Sono rimasta bloccata. In concreto – il colpo della strega, intendo – forse è la 2 o 3 volta che mi viene. In senso figurato e simbolico, non mi stupisce. Arrivo da una settimana di fatica, impegno, stanchezza, sogni strani e confusi, testa incasinata…E questo dolore mi ricorda mia madre, la prima volta lo ebbi per sorreggere lei. Evviva. Dead mum.
E’ così che sto passando il mio primo pomeriggio “libero” del mio nuovo orario di lavoro part-time. Niente mi è meno sembrata una coincidenza.

[…]

Al secondo giorno di immobilità forzata scopro che era proprio di questo che avevo bisogno. Cioè, non del mal di schiena, certo, ma dello stare a letto immobilizzata. E’ una situazione che non vivevo da tempo: ozio e immobilità forzata. E mi sembra stia funzionando, mi sembra che mi aiuti a mettere a posto le cose che ho in testa, tanto più in questo momento di cambiamento.
Ho finalmente preso una decisione per quanto riguarda il lavoro, ho finito di pagare l’analisi (di questo dovrei scrivere a parte…), è iniziato un nuovo anno, il che non significa nulla, se non che è “ufficialmente” archiviato il 2008, uno degli anni più difficili della mia vita (insieme al 2004 e 2005, giusto per non alimentare la superstizione degli anni bisestili…).

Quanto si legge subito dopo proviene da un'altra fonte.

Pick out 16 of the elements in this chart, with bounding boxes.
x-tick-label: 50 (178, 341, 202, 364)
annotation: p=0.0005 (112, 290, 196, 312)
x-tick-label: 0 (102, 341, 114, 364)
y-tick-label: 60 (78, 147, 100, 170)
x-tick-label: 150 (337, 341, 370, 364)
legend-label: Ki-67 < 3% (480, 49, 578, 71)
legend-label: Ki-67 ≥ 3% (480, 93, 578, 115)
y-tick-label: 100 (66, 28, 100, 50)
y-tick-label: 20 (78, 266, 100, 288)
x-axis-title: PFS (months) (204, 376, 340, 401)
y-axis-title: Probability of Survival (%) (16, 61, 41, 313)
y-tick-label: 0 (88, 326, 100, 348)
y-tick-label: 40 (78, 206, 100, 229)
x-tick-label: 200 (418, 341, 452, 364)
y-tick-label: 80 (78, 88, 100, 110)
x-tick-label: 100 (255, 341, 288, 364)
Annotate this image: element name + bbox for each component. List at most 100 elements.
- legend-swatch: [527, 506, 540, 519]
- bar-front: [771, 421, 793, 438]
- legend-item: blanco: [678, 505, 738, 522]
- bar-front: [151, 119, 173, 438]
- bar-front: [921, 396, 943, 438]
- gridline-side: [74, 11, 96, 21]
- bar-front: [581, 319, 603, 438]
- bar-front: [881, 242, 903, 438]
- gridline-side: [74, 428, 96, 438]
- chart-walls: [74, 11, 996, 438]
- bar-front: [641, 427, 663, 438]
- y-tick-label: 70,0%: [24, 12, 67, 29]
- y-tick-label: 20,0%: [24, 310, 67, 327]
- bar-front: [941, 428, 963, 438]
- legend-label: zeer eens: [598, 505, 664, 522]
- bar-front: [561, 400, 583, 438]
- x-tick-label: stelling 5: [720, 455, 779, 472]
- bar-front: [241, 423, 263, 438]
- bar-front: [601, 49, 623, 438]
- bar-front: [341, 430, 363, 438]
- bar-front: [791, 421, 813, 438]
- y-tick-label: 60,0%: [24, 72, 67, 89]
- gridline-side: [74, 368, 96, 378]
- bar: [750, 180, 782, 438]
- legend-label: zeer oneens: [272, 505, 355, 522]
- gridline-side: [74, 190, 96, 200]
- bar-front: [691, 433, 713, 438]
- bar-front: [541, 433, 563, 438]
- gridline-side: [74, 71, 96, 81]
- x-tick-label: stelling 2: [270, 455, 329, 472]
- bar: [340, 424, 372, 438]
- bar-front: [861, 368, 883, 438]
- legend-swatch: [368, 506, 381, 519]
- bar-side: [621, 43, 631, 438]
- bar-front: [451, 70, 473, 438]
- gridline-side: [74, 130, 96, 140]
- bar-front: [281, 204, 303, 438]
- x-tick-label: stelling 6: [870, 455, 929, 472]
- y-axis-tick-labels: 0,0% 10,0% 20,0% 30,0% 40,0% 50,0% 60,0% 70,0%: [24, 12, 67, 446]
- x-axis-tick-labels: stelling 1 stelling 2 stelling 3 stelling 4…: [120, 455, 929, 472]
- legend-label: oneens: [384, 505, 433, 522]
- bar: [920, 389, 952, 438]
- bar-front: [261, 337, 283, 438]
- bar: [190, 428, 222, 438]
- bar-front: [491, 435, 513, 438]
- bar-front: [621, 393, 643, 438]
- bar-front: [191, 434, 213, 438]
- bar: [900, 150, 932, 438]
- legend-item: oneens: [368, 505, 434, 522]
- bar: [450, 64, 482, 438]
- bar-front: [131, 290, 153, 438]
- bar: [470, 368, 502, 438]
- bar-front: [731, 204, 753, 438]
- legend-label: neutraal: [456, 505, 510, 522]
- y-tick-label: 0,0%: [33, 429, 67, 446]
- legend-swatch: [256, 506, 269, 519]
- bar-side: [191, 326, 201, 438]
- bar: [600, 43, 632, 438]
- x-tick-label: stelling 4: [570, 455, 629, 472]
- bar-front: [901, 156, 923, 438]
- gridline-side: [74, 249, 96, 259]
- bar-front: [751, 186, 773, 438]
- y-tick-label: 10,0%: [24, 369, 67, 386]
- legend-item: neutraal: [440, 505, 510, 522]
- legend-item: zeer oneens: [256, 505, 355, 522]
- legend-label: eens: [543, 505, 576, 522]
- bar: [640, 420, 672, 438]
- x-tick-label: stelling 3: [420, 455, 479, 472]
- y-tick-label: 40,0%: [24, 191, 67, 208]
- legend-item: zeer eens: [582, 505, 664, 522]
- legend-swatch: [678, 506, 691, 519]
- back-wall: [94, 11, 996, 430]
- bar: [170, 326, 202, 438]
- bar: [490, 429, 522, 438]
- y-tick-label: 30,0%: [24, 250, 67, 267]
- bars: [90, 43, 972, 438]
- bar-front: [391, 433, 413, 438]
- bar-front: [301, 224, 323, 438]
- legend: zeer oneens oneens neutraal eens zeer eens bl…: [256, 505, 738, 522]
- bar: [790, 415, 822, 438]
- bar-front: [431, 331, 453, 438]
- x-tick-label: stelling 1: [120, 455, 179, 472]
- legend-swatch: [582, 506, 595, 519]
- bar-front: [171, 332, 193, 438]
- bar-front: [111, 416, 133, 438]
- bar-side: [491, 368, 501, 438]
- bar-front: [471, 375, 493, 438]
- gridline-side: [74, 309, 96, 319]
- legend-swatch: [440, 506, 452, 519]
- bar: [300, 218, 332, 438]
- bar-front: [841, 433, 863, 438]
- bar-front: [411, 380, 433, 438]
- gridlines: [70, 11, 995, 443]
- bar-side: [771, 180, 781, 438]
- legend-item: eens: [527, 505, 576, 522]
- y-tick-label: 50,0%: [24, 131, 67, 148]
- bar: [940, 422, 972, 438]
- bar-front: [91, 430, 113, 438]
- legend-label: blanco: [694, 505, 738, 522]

Eppure, con l’inizio di questo 2009 mi sento così grata nei confronti della mia vita, così fortunata!
Sun is shining ! Mi sembra di poter raccogliere con mano, nelle cose concrete della mia, frutti e doni insperati.
Buone notizie, bei gesti inaspettati.
Il divorzio di mia sorella che va proprio come voleva lei. Ex-colleghi che empatizzano e mi salutano con affetto. Oggi la notizia che ho superato le preselezioni per i 2 concorsi impossibili che ho provato a fare alla fine dell’anno…Tante piccole e grandi cose. Concrete e meno. Sono grata alla mia vita perchè nell’avere una buona notizia come quella del superamento delle prove di ammissione, ho pensato subito di dirlo a mio padre. Non è la cosa pratica, ma il moto affettivo che ha accompagnato il pensiero. Straordinario, se penso a dove sono partita. E mia sorella che cerca per me una casa in campagna. L’emozione della vicinanza di nuove amiche. Sono veramente grata alla mia vita. E anche a questo mal di schiena che mi ha permesso di riflettere e capire meglio.